The Mascot score (M-score) is one of the conventional validity measures in data base identification of peptides and proteins by MS/MS data. Although tremendously useful, M-score has a number of limitations. For the same MS/MS data, M-score may change if the protein data base is expanded. A low M-value may not necessarily mean poor match but rather poor MS/MS quality. In addition M-score does not fully utilize the advantage of combined use of complementary fragmentation techniques collisionally activated dissociation (CAD) and electron capture dissociation (ECD). To address these issues, a new data base-independent scoring method (S-score) was designed that is based on the maximum length of the peptide sequence tag provided by the combined CAD and ECD data. The quality of MS/MS spectra assessed by S-score allows poor data (39% of all MS/MS spectra) to be filtered out before the data base search, speeding up the data analysis and eliminating a major source of false positive identifications. Spectra with below threshold M-scores (poor matches) but high S-scores are validated. Spectra with zero M-score (no data base match) but high S-score are classified as belonging to modified sequences. As an extension of S-score, an extremely reliable sequence tag was developed based on complementary fragments simultaneously appearing in CAD and ECD spectra. Comparison of this tag with the data base-derived sequence gives the most reliable peptide identification validation to date. The combined use of M- and S-scoring provides positive sequence identification from >25% of all MS/MS data, a 40% improvement over traditional M-scoring performed on the same Fourier transform MS instrumentation. The number of proteins reliably identified from Escherichia coli cell lysate hereby increased by 29% compared with the traditional M-score approach. Finally S-scoring provides a quantitative measure of the quality of fragmentation techniques such as the minimum abundance of the precursor ion, the MS/MS of which gives the threshold S-score value of 2.
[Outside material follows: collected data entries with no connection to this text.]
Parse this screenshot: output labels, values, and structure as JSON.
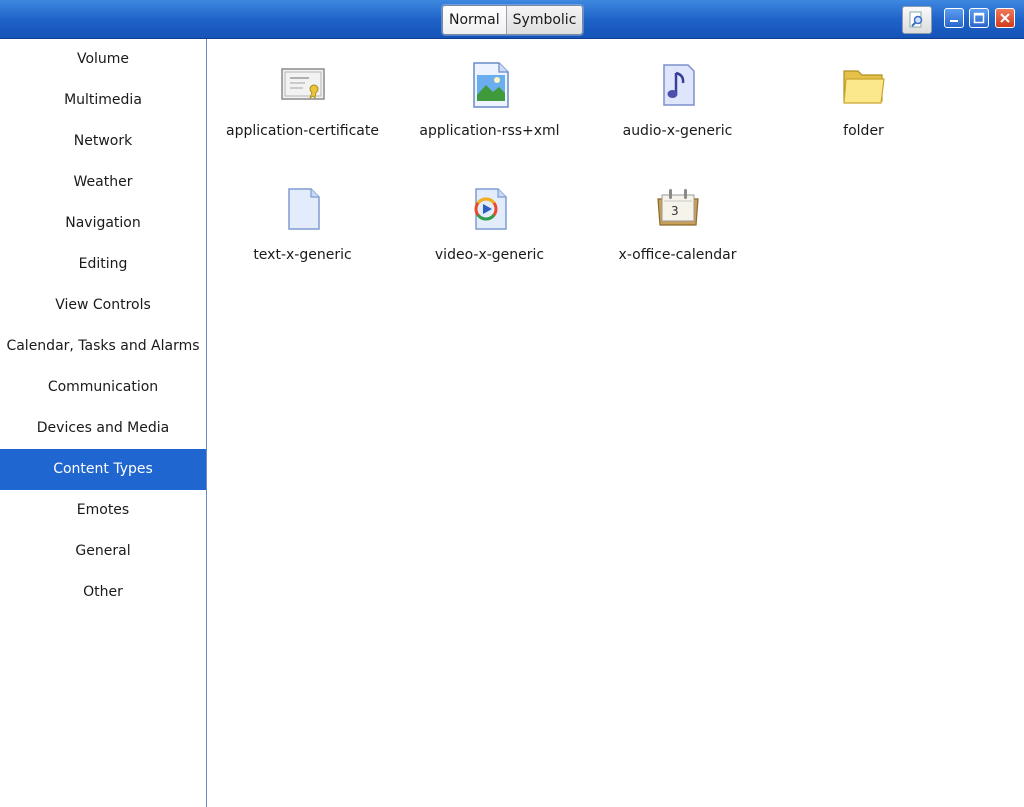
{
  "header": {
    "modes": [
      "Normal",
      "Symbolic"
    ],
    "active_mode": "Normal"
  },
  "sidebar": {
    "items": [
      {
        "label": "Volume"
      },
      {
        "label": "Multimedia"
      },
      {
        "label": "Network"
      },
      {
        "label": "Weather"
      },
      {
        "label": "Navigation"
      },
      {
        "label": "Editing"
      },
      {
        "label": "View Controls"
      },
      {
        "label": "Calendar, Tasks and Alarms"
      },
      {
        "label": "Communication"
      },
      {
        "label": "Devices and Media"
      },
      {
        "label": "Content Types"
      },
      {
        "label": "Emotes"
      },
      {
        "label": "General"
      },
      {
        "label": "Other"
      }
    ],
    "selected": "Content Types"
  },
  "icons": [
    {
      "label": "application-certificate",
      "icon": "certificate-icon"
    },
    {
      "label": "application-rss+xml",
      "icon": "image-document-icon"
    },
    {
      "label": "audio-x-generic",
      "icon": "music-note-icon"
    },
    {
      "label": "folder",
      "icon": "folder-icon"
    },
    {
      "label": "text-x-generic",
      "icon": "text-document-icon"
    },
    {
      "label": "video-x-generic",
      "icon": "video-document-icon"
    },
    {
      "label": "x-office-calendar",
      "icon": "calendar-icon"
    }
  ],
  "colors": {
    "accent": "#1f66d0",
    "header": "#1f63c8",
    "close": "#d23a1c"
  }
}
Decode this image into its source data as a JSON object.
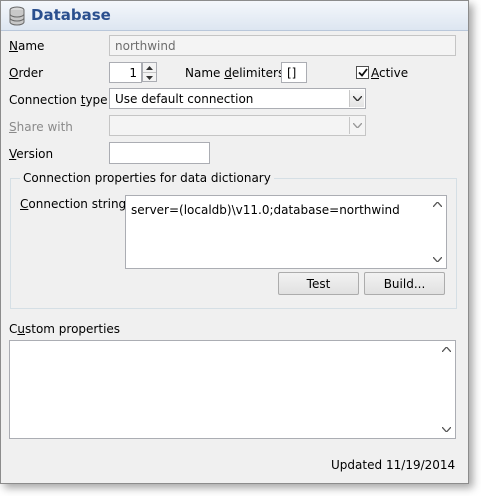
{
  "window": {
    "title": "Database",
    "title_icon": "database-icon"
  },
  "fields": {
    "name_label": "Name",
    "name_value": "northwind",
    "order_label": "Order",
    "order_value": "1",
    "name_delimiters_label": "Name delimiters",
    "name_delimiters_value": "[]",
    "active_label": "Active",
    "active_checked": true,
    "connection_type_label": "Connection type",
    "connection_type_value": "Use default connection",
    "share_with_label": "Share with",
    "share_with_value": "",
    "version_label": "Version",
    "version_value": ""
  },
  "connection_group": {
    "title": "Connection properties for data dictionary",
    "connection_string_label": "Connection string",
    "connection_string_value": "server=(localdb)\\v11.0;database=northwind",
    "test_button": "Test",
    "build_button": "Build..."
  },
  "custom_properties": {
    "label": "Custom properties",
    "value": ""
  },
  "footer": {
    "updated_label": "Updated",
    "updated_date": "11/19/2014"
  },
  "colors": {
    "title_text": "#2a4f8e",
    "accent_underline": "#000000"
  }
}
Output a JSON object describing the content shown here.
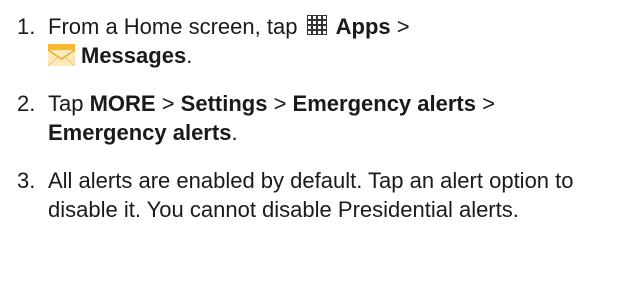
{
  "steps": [
    {
      "number": "1.",
      "text_1": "From a Home screen, tap ",
      "apps_icon": "apps-grid-icon",
      "apps_label": "Apps",
      "sep_1": " >",
      "messages_icon": "messages-envelope-icon",
      "messages_label": "Messages",
      "end": "."
    },
    {
      "number": "2.",
      "text_1": "Tap ",
      "more_label": "MORE",
      "sep_1": " > ",
      "settings_label": "Settings",
      "sep_2": " > ",
      "emergency_alerts_label_1": "Emergency alerts",
      "sep_3": " >",
      "emergency_alerts_label_2": "Emergency alerts",
      "end": "."
    },
    {
      "number": "3.",
      "text": "All alerts are enabled by default. Tap an alert option to disable it. You cannot disable Presidential alerts."
    }
  ],
  "colors": {
    "text": "#1a1a1a",
    "envelope_top": "#f7b731",
    "envelope_body": "#fde8b8"
  }
}
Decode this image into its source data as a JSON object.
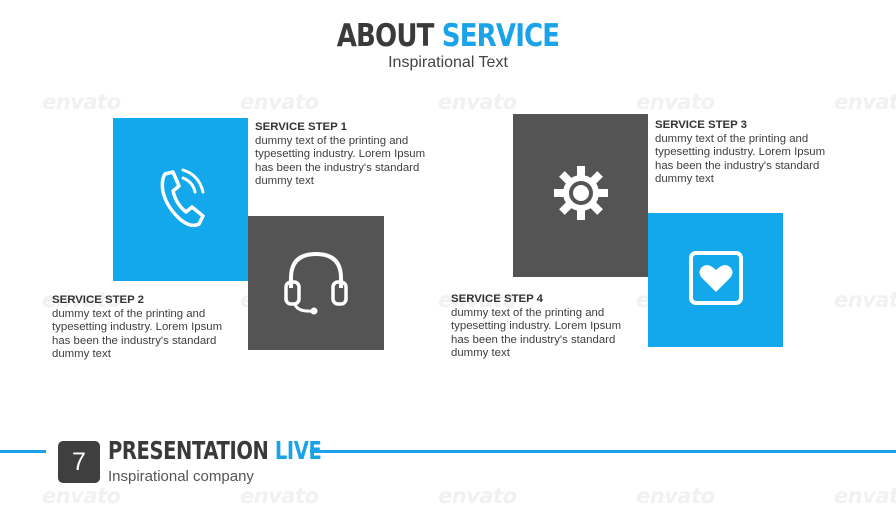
{
  "header": {
    "title_part1": "ABOUT",
    "title_part2": "SERVICE",
    "subtitle": "Inspirational Text"
  },
  "steps": [
    {
      "title": "SERVICE STEP 1",
      "body": "dummy text of the printing and typesetting industry. Lorem Ipsum has been the industry's standard dummy text"
    },
    {
      "title": "SERVICE STEP 2",
      "body": "dummy text of the printing and typesetting industry. Lorem Ipsum has been the industry's standard dummy text"
    },
    {
      "title": "SERVICE STEP 3",
      "body": "dummy text of the printing and typesetting industry. Lorem Ipsum has been the industry's standard dummy text"
    },
    {
      "title": "SERVICE STEP 4",
      "body": "dummy text of the printing and typesetting industry. Lorem Ipsum has been the industry's standard dummy text"
    }
  ],
  "icons": {
    "step1": "phone-icon",
    "step2": "headset-icon",
    "step3": "gear-icon",
    "step4": "heart-icon"
  },
  "footer": {
    "slide_number": "7",
    "brand_part1": "PRESENTATION",
    "brand_part2": "LIVE",
    "company": "Inspirational company"
  },
  "watermark": "envato",
  "colors": {
    "accent": "#13a7ec",
    "dark": "#545454",
    "text": "#3e3e3e"
  }
}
Extent of Modifications in Human Proteome Samples and Their Effect on Dynamic Range of Analysis in Shotgun Proteomics

The complexity of the human proteome, already enormous at the or ga nism level, increases further in the course of the proteome analysis due to in vitro sample evolution. Most of in vitro alterations can also occur in vivo as post-translational modifications. These two types of modifications can only be distinguished a posteriori but not in the process of analysis, thus rendering necessary the analysis of every molecule in the sample. With the new software tool ModifiComb applied to MS/MS data, the extent of modifications was measured in tryptic mixtures representing the full proteome of human cells. The estimated level of 8–12 modified peptides per each unmodified tryptic peptide present at ≥1% level is approaching one modification per amino acid on average. This is a higher modification rate than was previously thought, posing an additional challenge to analytical techniques. The solution to the problem is seen in improving sample preparation routines, introducing dynamic range-adjusted thresholds for database searches, using more specific MS/MS analysis using high mass accuracy and complementary fragmentation techniques, and revealing peptide families with identification of additional proteins only by unfamiliar peptides. Extensive protein separation prior to analysis reduces the requirements on speed and dynamic range of a tandem mass spectrometer and can be a viable alternative to the shotgun approach.